The first is that the court’s role in approving the settlement is limited to assessing whether it is fair, adequate and reasonable. In one relatively recent case, the court remarked that while it may have written a different settlement of its own, its role was merely to approve or reject a settlement under the relevant fairness parameters:
“In the end, this settlement was a bargain struck by the parties, negotiating amid the fog of litigation. If we were drawing up a settlement ourselves, we may want different terms or more compensation for a certain condition. But our role as judges is to review the settlement reached by the parties for its fairness, adequacy, and reasonableness.“
The second is that US courts can award substantial attorney fees out of the total settlement amount. In one case, a court awarded attorney fees of $181,250,000, being 25% of the settlement amount. US courts are additionally now also grappling with the effect of litigation funding. Currently, funders are allowed to finance litigation without ever disclosing their identity, and new proposed rules are examining mandatory disclosure to shine a light on secret funders of high-stakes litigation.
An alternative approach: multi-district litigation in the U.S.
There is a misconception that class actions are available for nearly any legal claim involving thousands of potential claimants. That is not the case. In the United States, there remain many claims that are not readily certified as class actions, primarily because there are unique individual issues, like bodily injury claims, that make the class action device ill-suited as a procedural mechanism. In these cases, plaintiffs pursue thousands or tens of thousands of individuals claims as “mass torts”. In order to better manage these cases, mass torts are often consolidated in Multi-District Litigation (“MDL”): a process by which multiple federal cases are consolidated by the Judicial Panel on Multi-District Litigation, and then tried as an aggregate.

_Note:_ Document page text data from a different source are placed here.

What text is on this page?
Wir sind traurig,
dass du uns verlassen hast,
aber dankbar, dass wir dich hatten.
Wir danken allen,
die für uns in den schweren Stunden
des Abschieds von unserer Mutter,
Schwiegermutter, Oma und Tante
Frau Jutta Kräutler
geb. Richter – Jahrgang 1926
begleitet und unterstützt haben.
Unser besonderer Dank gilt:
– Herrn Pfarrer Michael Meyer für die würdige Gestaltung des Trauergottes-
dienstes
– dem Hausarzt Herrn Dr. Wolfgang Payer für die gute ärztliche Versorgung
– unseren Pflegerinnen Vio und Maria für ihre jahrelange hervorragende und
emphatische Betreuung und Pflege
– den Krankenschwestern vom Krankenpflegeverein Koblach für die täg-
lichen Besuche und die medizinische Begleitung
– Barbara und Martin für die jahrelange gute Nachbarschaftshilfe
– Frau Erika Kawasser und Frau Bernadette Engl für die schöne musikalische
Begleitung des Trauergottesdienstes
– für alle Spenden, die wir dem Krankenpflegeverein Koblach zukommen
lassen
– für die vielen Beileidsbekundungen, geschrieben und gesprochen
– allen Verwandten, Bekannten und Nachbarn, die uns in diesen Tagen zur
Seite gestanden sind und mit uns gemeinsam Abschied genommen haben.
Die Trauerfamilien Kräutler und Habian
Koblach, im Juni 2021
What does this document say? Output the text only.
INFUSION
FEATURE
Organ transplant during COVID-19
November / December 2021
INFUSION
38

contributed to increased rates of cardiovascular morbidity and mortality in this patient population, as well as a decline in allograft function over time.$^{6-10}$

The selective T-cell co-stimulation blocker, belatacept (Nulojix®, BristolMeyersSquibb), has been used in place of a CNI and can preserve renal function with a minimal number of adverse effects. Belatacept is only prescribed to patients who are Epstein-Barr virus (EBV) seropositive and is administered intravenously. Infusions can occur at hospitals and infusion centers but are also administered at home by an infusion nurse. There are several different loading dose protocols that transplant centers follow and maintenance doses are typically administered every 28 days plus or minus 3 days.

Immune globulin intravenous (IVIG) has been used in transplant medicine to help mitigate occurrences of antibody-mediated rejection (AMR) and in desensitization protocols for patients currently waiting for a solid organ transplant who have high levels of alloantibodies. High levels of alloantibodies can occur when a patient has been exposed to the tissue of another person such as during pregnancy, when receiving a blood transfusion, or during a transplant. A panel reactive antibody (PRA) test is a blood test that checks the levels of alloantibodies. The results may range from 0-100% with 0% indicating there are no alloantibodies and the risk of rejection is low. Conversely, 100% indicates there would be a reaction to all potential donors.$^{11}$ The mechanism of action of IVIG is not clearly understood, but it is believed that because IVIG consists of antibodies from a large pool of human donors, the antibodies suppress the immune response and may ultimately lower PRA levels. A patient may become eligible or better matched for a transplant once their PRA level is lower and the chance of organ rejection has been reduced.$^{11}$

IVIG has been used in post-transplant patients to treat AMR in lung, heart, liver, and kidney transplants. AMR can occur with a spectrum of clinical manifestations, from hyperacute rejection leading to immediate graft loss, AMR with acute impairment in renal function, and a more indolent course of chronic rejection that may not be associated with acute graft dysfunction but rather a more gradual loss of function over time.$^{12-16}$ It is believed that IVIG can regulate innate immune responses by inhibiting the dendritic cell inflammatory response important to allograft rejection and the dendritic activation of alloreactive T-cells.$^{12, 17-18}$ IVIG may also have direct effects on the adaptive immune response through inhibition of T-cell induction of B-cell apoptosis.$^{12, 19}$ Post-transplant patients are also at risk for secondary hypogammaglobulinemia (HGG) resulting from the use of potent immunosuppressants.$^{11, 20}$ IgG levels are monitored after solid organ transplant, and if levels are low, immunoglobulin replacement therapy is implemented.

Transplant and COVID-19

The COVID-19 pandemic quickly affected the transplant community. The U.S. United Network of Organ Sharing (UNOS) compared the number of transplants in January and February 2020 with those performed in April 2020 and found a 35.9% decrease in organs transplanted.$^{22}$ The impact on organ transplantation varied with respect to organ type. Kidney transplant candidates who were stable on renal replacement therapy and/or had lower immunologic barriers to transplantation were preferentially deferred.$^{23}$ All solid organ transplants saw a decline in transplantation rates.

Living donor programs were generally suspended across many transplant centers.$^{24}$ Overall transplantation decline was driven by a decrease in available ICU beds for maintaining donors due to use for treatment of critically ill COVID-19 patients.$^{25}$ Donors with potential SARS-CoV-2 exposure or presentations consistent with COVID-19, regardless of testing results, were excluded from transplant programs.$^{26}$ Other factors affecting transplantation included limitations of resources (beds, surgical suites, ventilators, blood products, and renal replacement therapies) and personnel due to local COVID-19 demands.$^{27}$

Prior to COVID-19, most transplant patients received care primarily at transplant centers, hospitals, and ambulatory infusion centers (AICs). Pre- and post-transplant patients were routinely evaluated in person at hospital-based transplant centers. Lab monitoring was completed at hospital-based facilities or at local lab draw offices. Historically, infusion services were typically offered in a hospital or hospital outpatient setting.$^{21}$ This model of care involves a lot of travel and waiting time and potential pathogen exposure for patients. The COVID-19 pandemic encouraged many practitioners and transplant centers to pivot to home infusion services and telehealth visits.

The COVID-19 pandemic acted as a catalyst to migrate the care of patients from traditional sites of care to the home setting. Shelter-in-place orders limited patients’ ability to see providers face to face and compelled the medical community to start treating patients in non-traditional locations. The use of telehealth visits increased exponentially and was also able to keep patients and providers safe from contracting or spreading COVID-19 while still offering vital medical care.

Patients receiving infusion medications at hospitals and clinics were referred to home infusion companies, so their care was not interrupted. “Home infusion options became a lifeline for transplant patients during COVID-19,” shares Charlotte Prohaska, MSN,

Like the class action mechanism in the United States, MDL has the potential to more efficiently address claims in a consolidated proceeding before a single court. While MDL litigation has been the subject of intense academic criticism for fostering the filing of frivolous claims without a mechanism to evaluate and/or dismiss weak claims, MDL litigation does provide another mechanism to achieve settlement of thousands of mass tort claims. Unlike with class action mechanisms, court settlement approval is not required. However—or perhaps as a result—parties often file a motion to request court enforcement of the settlement to which the parties agreed.
In this regard the settlement of mass tort claims in the US is similar to schemes of redress in the UK.
Several high-profile cases in the US have resolved via settlement after having commenced the MDL process. For example: the Deepwater Horizon Settlement, and the Volkswagen “Clean Diesel” Settlement. In both instances, claimants were scattered across many jurisdictions, and individual proceedings would have overwhelmed the federal courts.
Bellwether trials
While not universally embraced across the United States, some courts have embraced the Bellwether trial to expedite multi-district proceedings. Akin to “test claims” in the UK, parties (with the assistance of the courts) will select a sample case–or a set of sample cases—to try before a court. The results of these trials then operate as a basis by which to settle or otherwise resolve the remaining controversies. While controversial, the Bellwether trial offers counsel a sort of “experimental lab” in which to test multiple theories of their case in front of several different juries. What’s more, the information gained from a Bellwether trial may inform parties as to the appropriate settlement amount (or whether the parties wish to settle at all). Test cases have the primary benefit of helping the parties “value” the claims for purposes of arriving at a fair settlement. Court approval of a settlement in a Bellwether trial is not required.